Let me propose a case in which we can see the philosophical sleight-of-hand happening right in front of our eyes: a puzzle is masked by our accepting an invitation to treat a curious phenomenon as unproblematically falling into our standard, human, folk-psychological categories. Many years ago. Bertrand Russell (1927, p32-3) made a wry observation:
Animals studied by Americans rush about frantically, with an incredible display of hustle and pep, and at last achieve the desired result by chance. Animals observed by Germans sit still and think, and at last evolve the situation out of their inner consciousness.
Wolfgang Köhler's (1925) early experiments with chimpanzees were the inspiration for Russell's witticism, which helps to perpetuate a common misunderstanding. Köhler's apes did not just sit and think up the solutions. They had to have many hours of exposure to the relevant props--the boxes and sticks, for instance--and they engaged in much manipulation of these items. Those apes that discovered the solutions--some never did--accomplished it with the aid of many hours of trial and error manipulating.
Now were they thinking when they were fussing about in their cages? What were they manipulating? Boxes and sticks. It is all too tempting to suppose that their external, visible manipulations were accompanied by, and driven by, internal, covert manipulations--of thoughts about or representations of these objects, but succumbing to this temptation is losing the main chance. What they were attending to, manipulating and turning over and rearranging were boxes and sticks, not thoughts.

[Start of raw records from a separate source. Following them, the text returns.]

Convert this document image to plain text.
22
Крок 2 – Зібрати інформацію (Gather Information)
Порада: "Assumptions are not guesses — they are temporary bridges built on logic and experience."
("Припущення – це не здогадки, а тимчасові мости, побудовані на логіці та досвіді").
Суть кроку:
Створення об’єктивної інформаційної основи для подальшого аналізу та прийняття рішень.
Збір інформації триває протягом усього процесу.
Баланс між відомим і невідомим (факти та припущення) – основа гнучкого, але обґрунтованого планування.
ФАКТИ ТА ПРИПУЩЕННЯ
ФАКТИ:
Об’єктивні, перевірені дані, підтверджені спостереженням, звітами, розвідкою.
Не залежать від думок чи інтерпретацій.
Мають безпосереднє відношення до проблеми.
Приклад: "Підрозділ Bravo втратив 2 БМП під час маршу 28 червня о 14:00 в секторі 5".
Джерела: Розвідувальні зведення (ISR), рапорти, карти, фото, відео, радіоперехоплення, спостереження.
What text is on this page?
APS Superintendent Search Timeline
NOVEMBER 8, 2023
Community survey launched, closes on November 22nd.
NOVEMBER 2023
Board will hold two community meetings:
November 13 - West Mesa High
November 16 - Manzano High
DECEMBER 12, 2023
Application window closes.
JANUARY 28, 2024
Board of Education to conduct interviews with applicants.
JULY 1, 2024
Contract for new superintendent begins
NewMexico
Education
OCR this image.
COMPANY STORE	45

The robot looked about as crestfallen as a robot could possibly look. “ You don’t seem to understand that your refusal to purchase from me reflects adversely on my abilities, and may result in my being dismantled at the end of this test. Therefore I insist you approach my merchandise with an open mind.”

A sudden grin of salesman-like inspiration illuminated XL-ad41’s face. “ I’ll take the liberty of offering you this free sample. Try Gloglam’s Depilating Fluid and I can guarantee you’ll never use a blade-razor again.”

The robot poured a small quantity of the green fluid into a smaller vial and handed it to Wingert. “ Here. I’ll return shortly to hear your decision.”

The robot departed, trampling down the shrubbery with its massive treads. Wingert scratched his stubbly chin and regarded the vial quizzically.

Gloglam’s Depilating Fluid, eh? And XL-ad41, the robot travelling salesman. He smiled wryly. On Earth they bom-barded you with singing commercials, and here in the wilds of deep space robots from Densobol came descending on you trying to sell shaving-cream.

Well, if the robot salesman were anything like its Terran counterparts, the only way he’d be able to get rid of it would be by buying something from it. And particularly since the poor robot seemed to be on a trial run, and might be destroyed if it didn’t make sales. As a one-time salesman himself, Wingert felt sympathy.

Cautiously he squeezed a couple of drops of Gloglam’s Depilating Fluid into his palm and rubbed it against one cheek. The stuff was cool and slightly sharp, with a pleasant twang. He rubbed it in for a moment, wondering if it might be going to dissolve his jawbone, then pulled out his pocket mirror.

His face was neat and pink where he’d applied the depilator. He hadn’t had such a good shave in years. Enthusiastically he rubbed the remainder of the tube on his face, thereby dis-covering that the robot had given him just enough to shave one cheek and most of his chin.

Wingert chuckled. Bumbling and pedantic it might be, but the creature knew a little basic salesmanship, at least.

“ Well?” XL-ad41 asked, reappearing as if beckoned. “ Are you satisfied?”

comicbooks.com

They were familiarizing themselves with objects in their environments. What does that mean? It means that they were building up some sort of perceptuo-locomotor structures tuned to the specific objects, discovering the affordances of those objects, getting used to them, making them salient, etc. So their behavior was not all that different from the incessant trial and error scrambling of the behaviorists' cats, rats and pigeons. They were acting in the world, rearranging things in the world--without any apparent plan or insight or goal, at least at the outset.
Animals at all levels are designed to tidy up their immediate environments, which are initially messy, confusing, intractable, dangerous, inscrutable, hard to move around in. They build nests, caches, escape tunnels, ambush sites, scent trails, territorial boundaries. They familiarize themselves with landmarks. They do all this to help them keep better track of the things that matter--predators and prey, mates, etc. These are done by "instinct": automatized routines for improving the environment of action, making a better fit between agent and world.